Los autores no eran ni científicos, ni historiadores, ni biógrafos. Sino hombres de fe,
miembros de una comunidad de creyentes, pero dóciles al Espíritu de Dios.
Fueron muchos los que participaron en la composición de estos libros. A veces un
mismo libro es fruto de varios autores a la vez, porque la obra al ser propiedad de una
comunidad, se iba retocando con el tiempo. Todos se sentían responsables de ella, y por
tanto, actualizaban esta Palabra que sabían viva y eficaz. Unas pocas veces aparece el
nombre de algún autor. Otras, la tradición los ha atribuido a un personaje importante que se
supone en el origen de este proceso. En otras ocasiones desconocemos totalmente quién
pudo ser el autor humano. Pero eso no es un problema, porque en esos casos también
reconocemos la voz de Dios dirigida a su pueblo. Y esto es lo más importante.
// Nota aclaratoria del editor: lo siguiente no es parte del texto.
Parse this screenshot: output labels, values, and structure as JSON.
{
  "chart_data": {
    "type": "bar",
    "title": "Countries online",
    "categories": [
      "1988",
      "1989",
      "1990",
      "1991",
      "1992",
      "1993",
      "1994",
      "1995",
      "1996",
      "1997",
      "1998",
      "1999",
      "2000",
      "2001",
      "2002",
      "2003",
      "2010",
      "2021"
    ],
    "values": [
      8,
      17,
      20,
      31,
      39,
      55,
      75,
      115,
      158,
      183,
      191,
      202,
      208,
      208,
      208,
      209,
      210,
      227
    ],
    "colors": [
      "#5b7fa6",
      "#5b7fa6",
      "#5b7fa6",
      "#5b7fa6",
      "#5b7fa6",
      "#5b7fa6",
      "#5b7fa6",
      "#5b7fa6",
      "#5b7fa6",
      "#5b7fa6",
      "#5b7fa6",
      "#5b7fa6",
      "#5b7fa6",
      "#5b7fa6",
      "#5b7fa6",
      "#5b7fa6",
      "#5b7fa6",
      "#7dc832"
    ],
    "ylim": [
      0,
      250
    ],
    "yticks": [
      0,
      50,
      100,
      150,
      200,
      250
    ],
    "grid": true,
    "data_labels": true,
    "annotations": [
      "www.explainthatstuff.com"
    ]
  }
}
Es bueno saber que los creyentes de aquellos tiempos no reclamaban la autoría de un
libro como se hace hoy, sino que participar en la composición de un texto era servir con gran
honor a Dios y a su comunidad de fe; porque era ella la destinataria de la obra inspirada. Por
esta razón algunos usaban seudónimos. Otros, en cambio, lo ponían bajo la autoridad de un
personaje famoso o con fama de santidad (Moisés, David, Salomón, etc.); y otros,
permanecieron en el anonimato total. Eran conscientes de que su persona no era para nada
importante. Lo era el contenido de la obra: La Palabra de Dios.
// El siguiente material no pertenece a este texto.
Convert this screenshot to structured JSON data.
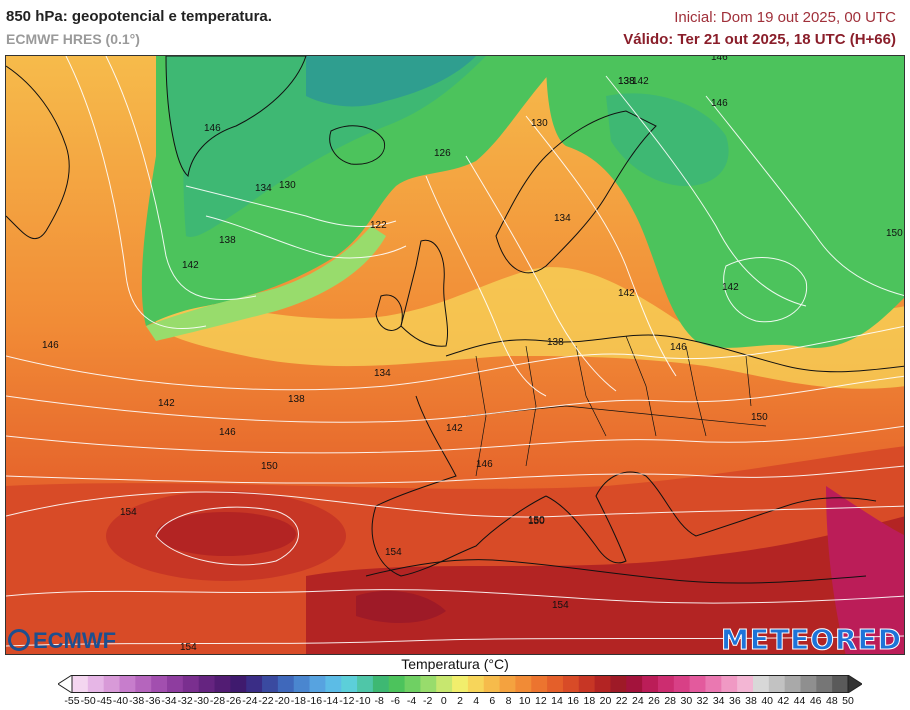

Hay muchos ejemplos de esto. El Pentateuco se le atribuye a Moisés, aunque en él se
cuente la muerte del líder, el funeral que se le hizo, y como su sucesor conquistó la tierra
prometida. Al Rey David se le atribuyen los Salmos. A Salomón se le menciona como autor
de Eclesiastés y el Cantar de los Cantares, etc. En cuanto al Nuevo Testamento hoy se sabe
que no todas las cartas que forman el epistolario paulino fuero escrita por el Apóstol. De la
carta a los Hebreos no tenemos la menor idea de quien fue su autor. Aunque algunos
quieren atribuirla a Apolo. Por otra parte, tenemos libros cuyo autor está claramente indicado.
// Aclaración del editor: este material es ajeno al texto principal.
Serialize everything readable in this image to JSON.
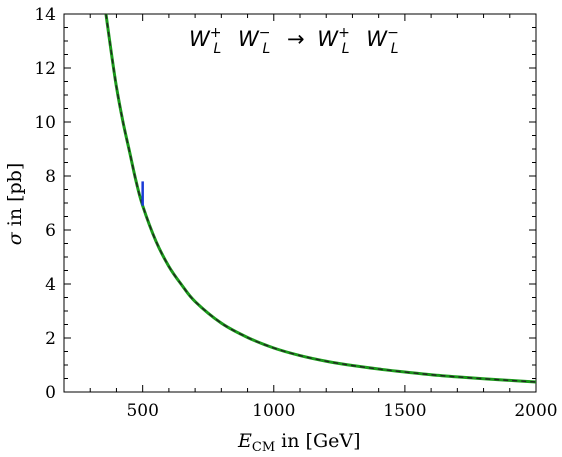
{
  "chart_data": {
    "type": "line",
    "title": "W_L^+ W_L^- → W_L^+ W_L^-",
    "title_parts": {
      "w1": "W",
      "w1_sup": "+",
      "w1_sub": "L",
      "w2": "W",
      "w2_sup": "−",
      "w2_sub": "L",
      "arrow": "→",
      "w3": "W",
      "w3_sup": "+",
      "w3_sub": "L",
      "w4": "W",
      "w4_sup": "−",
      "w4_sub": "L"
    },
    "xlabel": {
      "symbol": "E",
      "sub": "CM",
      "rest": " in [GeV]"
    },
    "ylabel": {
      "symbol": "σ",
      "rest": " in [pb]"
    },
    "xlim": [
      200,
      2000
    ],
    "ylim": [
      0,
      14
    ],
    "xticks": [
      500,
      1000,
      1500,
      2000
    ],
    "yticks": [
      0,
      2,
      4,
      6,
      8,
      10,
      12,
      14
    ],
    "grid": false,
    "series": [
      {
        "style": "solid",
        "color": "#1a9a1a",
        "x": [
          360,
          380,
          400,
          425,
          450,
          475,
          500,
          550,
          600,
          650,
          700,
          800,
          900,
          1000,
          1100,
          1200,
          1300,
          1400,
          1500,
          1600,
          1700,
          1800,
          1900,
          2000
        ],
        "y": [
          14.0,
          12.6,
          11.3,
          10.0,
          8.9,
          7.8,
          6.9,
          5.6,
          4.65,
          3.95,
          3.35,
          2.55,
          2.02,
          1.63,
          1.35,
          1.14,
          0.98,
          0.85,
          0.74,
          0.64,
          0.56,
          0.49,
          0.43,
          0.37
        ]
      },
      {
        "style": "dashed",
        "color": "#222222",
        "x": [
          360,
          380,
          400,
          425,
          450,
          475,
          500,
          550,
          600,
          650,
          700,
          800,
          900,
          1000,
          1100,
          1200,
          1300,
          1400,
          1500,
          1600,
          1700,
          1800,
          1900,
          2000
        ],
        "y": [
          14.0,
          12.6,
          11.3,
          10.0,
          8.9,
          7.8,
          6.9,
          5.6,
          4.65,
          3.95,
          3.35,
          2.55,
          2.02,
          1.63,
          1.35,
          1.14,
          0.98,
          0.85,
          0.74,
          0.64,
          0.56,
          0.49,
          0.43,
          0.37
        ]
      }
    ],
    "marker": {
      "color": "#1a3ad6",
      "x": 500,
      "y_from": 6.9,
      "y_to": 7.8
    }
  }
}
Por ejemplo, las cartas de san Juan o san Pedro.
Lo más importante para nosotros es que todos y cada uno de los libros, tanto del
Antiguo como del Nuevo Testamento, son Palabra de Dios. Que dirigida a los creyentes de
cada tiempo y lugar, a través de muchos autores humanos, nos transmiten su voluntad de
salvarnos. ¡Porque Dios es amor! No hay razón que colme más nuestro corazón de fe y
esperanza que esta. Por eso, es totalmente intrascendente saber si fue este o aquel otro
quien comenzó o terminó la obra.
¡El gran milagro es que la tenemos! Y todo lo que tenemos que hacer para recibir su
gracia, y un sostenido crecimiento espiritual, es leerla diariamente. Amarla y venerarla como
amamos y veneramos el cuerpo de nuestro Señor, porque a través de su lectura le
encontramos realmente presente y actuante en nuestra vida. Y, por supuesto, que la
vivamos. La Biblia no fue escrita para entretenernos, sino para que leyéndola nos
convirtamos cada día más en esa misma Palabra hecha vida concreta.